A revenue sharing model provides channel partners with several commercial advantages. Income proportionality — because the partner’s compensation is a percentage of the revenue they generate or influence, their income grows proportionally with commercial success, without being capped by a fixed fee structure. Risk alignment — revenue sharing aligns the commercial interests of the vendor and the partner around the success of the customer relationship: both parties benefit from higher revenue and are motivated to invest in activities that maximize customer success and commercial outcomes. Recurring revenue potential — in subscription or SaaS-based revenue sharing models, partners who generate customer subscriptions may continue receiving a revenue share from those customers’ recurring payments for the duration of the subscription, creating a predictable annuity revenue stream. And scale dynamics — revenue sharing models naturally reward partners who successfully scale their commercial activities, without requiring the vendor to reconfigure the compensation structure as the partner’s volume grows.

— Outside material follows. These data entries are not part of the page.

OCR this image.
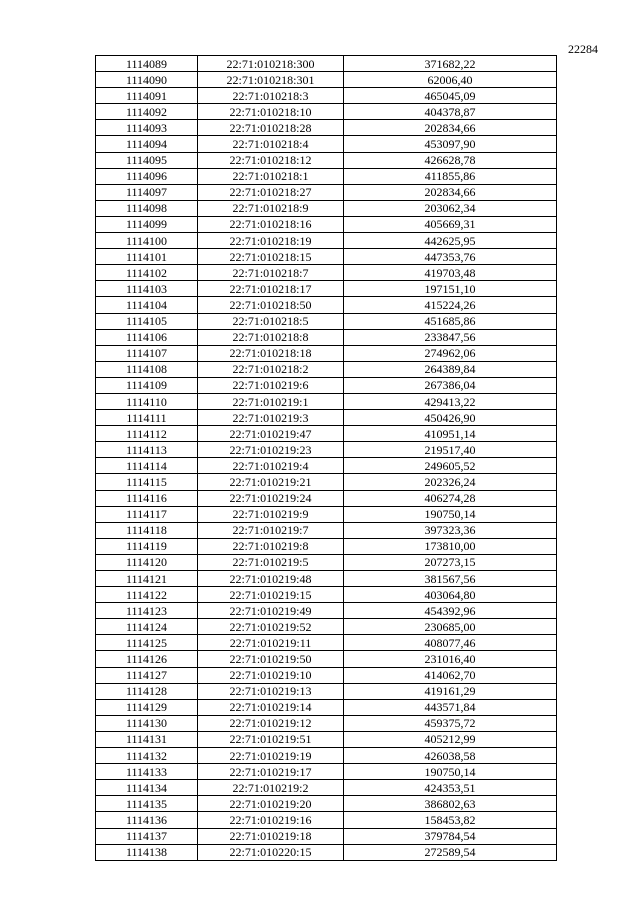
22284
1114089	22:71:010218:300	371682,22
1114090	22:71:010218:301	62006,40
1114091	22:71:010218:3	465045,09
1114092	22:71:010218:10	404378,87
1114093	22:71:010218:28	202834,66
1114094	22:71:010218:4	453097,90
1114095	22:71:010218:12	426628,78
1114096	22:71:010218:1	411855,86
1114097	22:71:010218:27	202834,66
1114098	22:71:010218:9	203062,34
1114099	22:71:010218:16	405669,31
1114100	22:71:010218:19	442625,95
1114101	22:71:010218:15	447353,76
1114102	22:71:010218:7	419703,48
1114103	22:71:010218:17	197151,10
1114104	22:71:010218:50	415224,26
1114105	22:71:010218:5	451685,86
1114106	22:71:010218:8	233847,56
1114107	22:71:010218:18	274962,06
1114108	22:71:010218:2	264389,84
1114109	22:71:010219:6	267386,04
1114110	22:71:010219:1	429413,22
1114111	22:71:010219:3	450426,90
1114112	22:71:010219:47	410951,14
1114113	22:71:010219:23	219517,40
1114114	22:71:010219:4	249605,52
1114115	22:71:010219:21	202326,24
1114116	22:71:010219:24	406274,28
1114117	22:71:010219:9	190750,14
1114118	22:71:010219:7	397323,36
1114119	22:71:010219:8	173810,00
1114120	22:71:010219:5	207273,15
1114121	22:71:010219:48	381567,56
1114122	22:71:010219:15	403064,80
1114123	22:71:010219:49	454392,96
1114124	22:71:010219:52	230685,00
1114125	22:71:010219:11	408077,46
1114126	22:71:010219:50	231016,40
1114127	22:71:010219:10	414062,70
1114128	22:71:010219:13	419161,29
1114129	22:71:010219:14	443571,84
1114130	22:71:010219:12	459375,72
1114131	22:71:010219:51	405212,99
1114132	22:71:010219:19	426038,58
1114133	22:71:010219:17	190750,14
1114134	22:71:010219:2	424353,51
1114135	22:71:010219:20	386802,63
1114136	22:71:010219:16	158453,82
1114137	22:71:010219:18	379784,54
1114138	22:71:010220:15	272589,54
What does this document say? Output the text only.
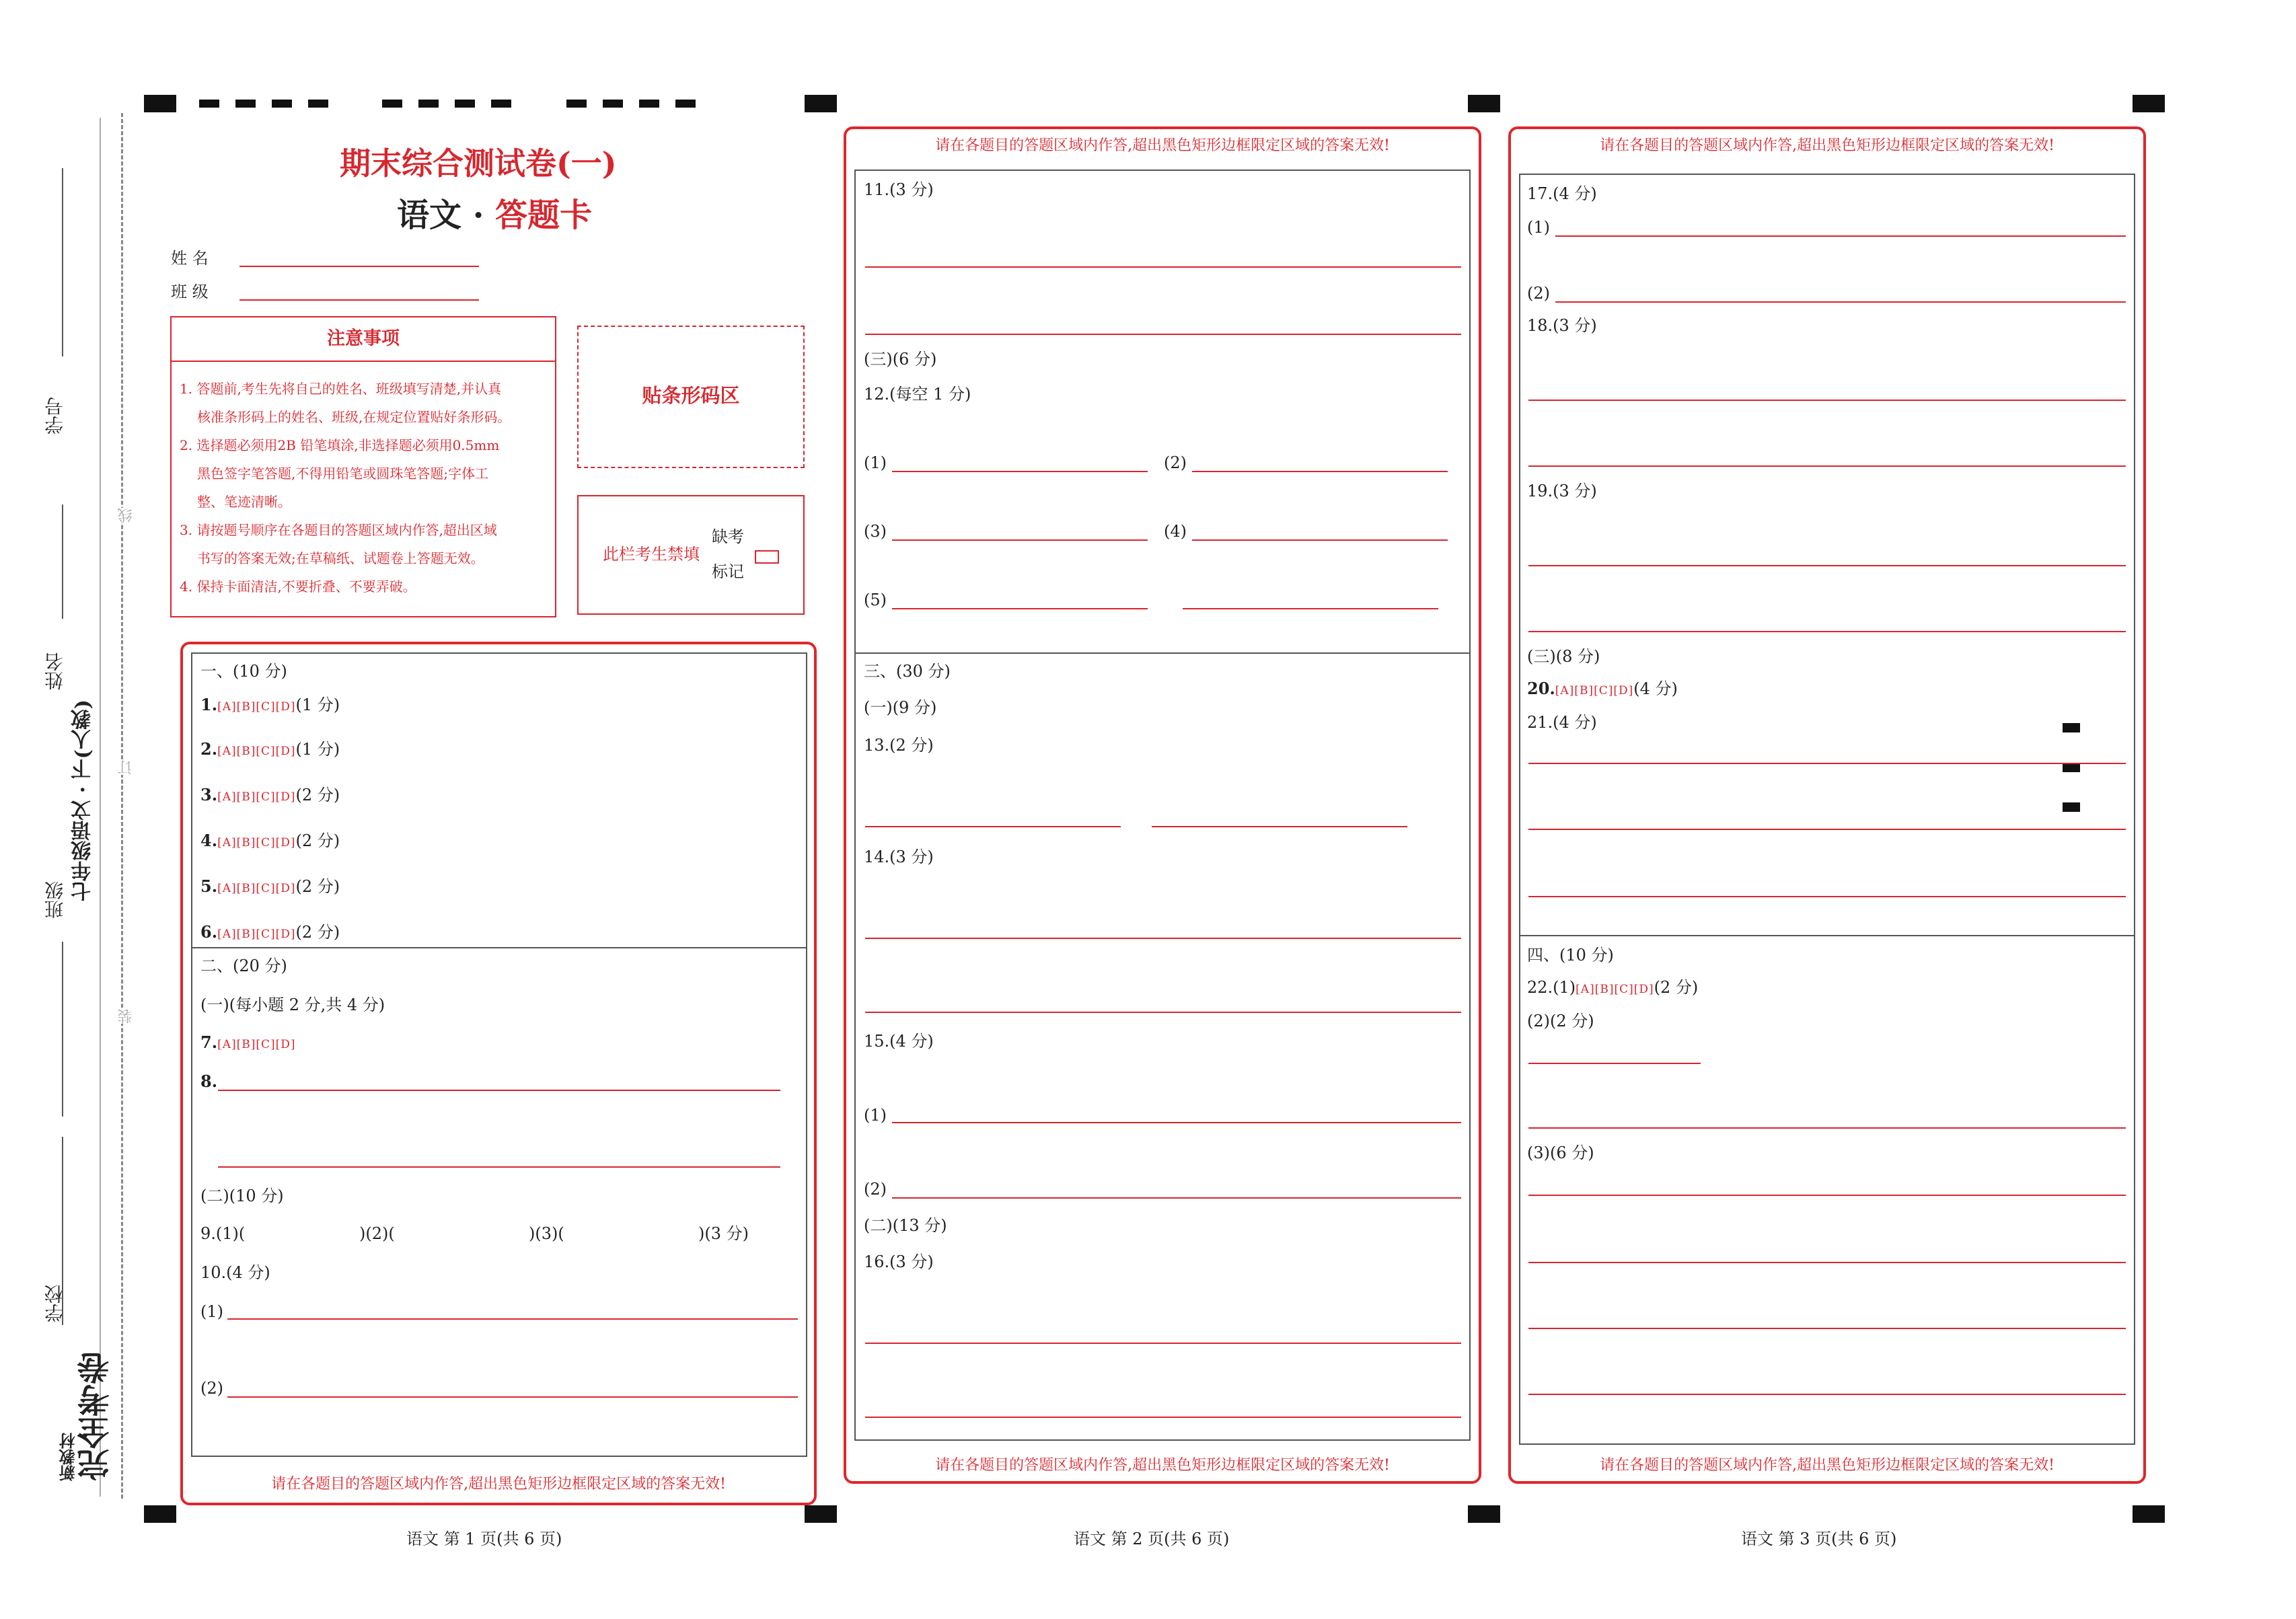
学号
姓名
班级
学校
七年级语文 · 下(人教)
线
订
装
新教材 完全考卷
期末综合测试卷(一)
语文 · 答题卡
姓 名
班 级
注意事项
1. 答题前,考生先将自己的姓名、班级填写清楚,并认真
核准条形码上的姓名、班级,在规定位置贴好条形码。
2. 选择题必须用2B 铅笔填涂,非选择题必须用0.5mm
黑色签字笔答题,不得用铅笔或圆珠笔答题;字体工
整、笔迹清晰。
3. 请按题号顺序在各题目的答题区域内作答,超出区域
书写的答案无效;在草稿纸、试题卷上答题无效。
4. 保持卡面清洁,不要折叠、不要弄破。
贴条形码区
此栏考生禁填
缺考
标记
一、(10 分)
1.[A][B][C][D](1 分)
2.[A][B][C][D](1 分)
3.[A][B][C][D](2 分)
4.[A][B][C][D](2 分)
5.[A][B][C][D](2 分)
6.[A][B][C][D](2 分)
二、(20 分)
(一)(每小题 2 分,共 4 分)
7.[A][B][C][D]
8.
(二)(10 分)
9.(1)(	)(2)(	)(3)(	)(3 分)
10.(4 分)
(1)
(2)
请在各题目的答题区域内作答,超出黑色矩形边框限定区域的答案无效!
语文 第 1 页(共 6 页)
请在各题目的答题区域内作答,超出黑色矩形边框限定区域的答案无效!
11.(3 分)
(三)(6 分)
12.(每空 1 分)
(1)	(2)
(3)	(4)
(5)
三、(30 分)
(一)(9 分)
13.(2 分)
14.(3 分)
15.(4 分)
(1)
(2)
(二)(13 分)
16.(3 分)
请在各题目的答题区域内作答,超出黑色矩形边框限定区域的答案无效!
语文 第 2 页(共 6 页)
请在各题目的答题区域内作答,超出黑色矩形边框限定区域的答案无效!
17.(4 分)
(1)
(2)
18.(3 分)
19.(3 分)
(三)(8 分)
20.[A][B][C][D](4 分)
21.(4 分)
四、(10 分)
22.(1)[A][B][C][D](2 分)
(2)(2 分)
(3)(6 分)
请在各题目的答题区域内作答,超出黑色矩形边框限定区域的答案无效!
语文 第 3 页(共 6 页)
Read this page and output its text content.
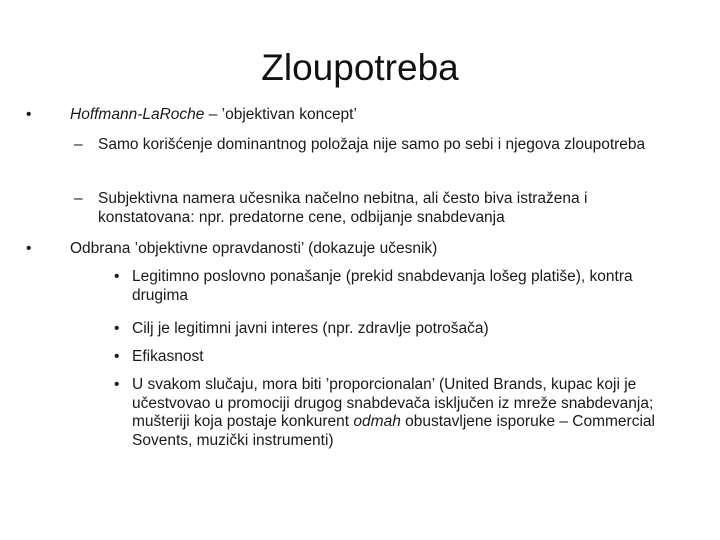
Zloupotreba
• Hoffmann-LaRoche – ’objektivan koncept’
– Samo korišćenje dominantnog položaja nije samo po sebi i njegova zloupotreba
– Subjektivna namera učesnika načelno nebitna, ali često biva istražena i konstatovana: npr. predatorne cene, odbijanje snabdevanja
• Odbrana ’objektivne opravdanosti’ (dokazuje učesnik)
• Legitimno poslovno ponašanje (prekid snabdevanja lošeg platiše), kontra drugima
• Cilj je legitimni javni interes (npr. zdravlje potrošača)
• Efikasnost
• U svakom slučaju, mora biti ’proporcionalan’ (United Brands, kupac koji je učestvovao u promociji drugog snabdevača isključen iz mreže snabdevanja; mušteriji koja postaje konkurent odmah obustavljene isporuke – Commercial Sovents, muzički instrumenti)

ZINFI’s UPM platform manages revenue sharing arrangements for channel partners through its partner commissions management module within the INCENTIVIZE pillar. Vendors configure the revenue sharing structure — the revenue percentage allocated to each partner type, the attribution rules that determine which partner receives credit for a specific customer revenue stream, the revenue sharing period duration (one-time vs. recurring), and any minimum thresholds or maximum caps — within the incentives administration console. Revenue sharing calculations in ZINFI are triggered by recognized revenue events imported from the vendor’s CRM and ERP systems through the centralized interconnect module, ensuring that partner revenue share calculations are based on verified recognized revenue rather than on deal registration estimates. Calculated revenue share amounts are accrued in the partner’s incentive account within ZINFI and paid out through ZINFI’s payment management module according to the defined payment schedule. Partners have real-time visibility into their accrued revenue share balances through their ZINFI partner portal dashboard.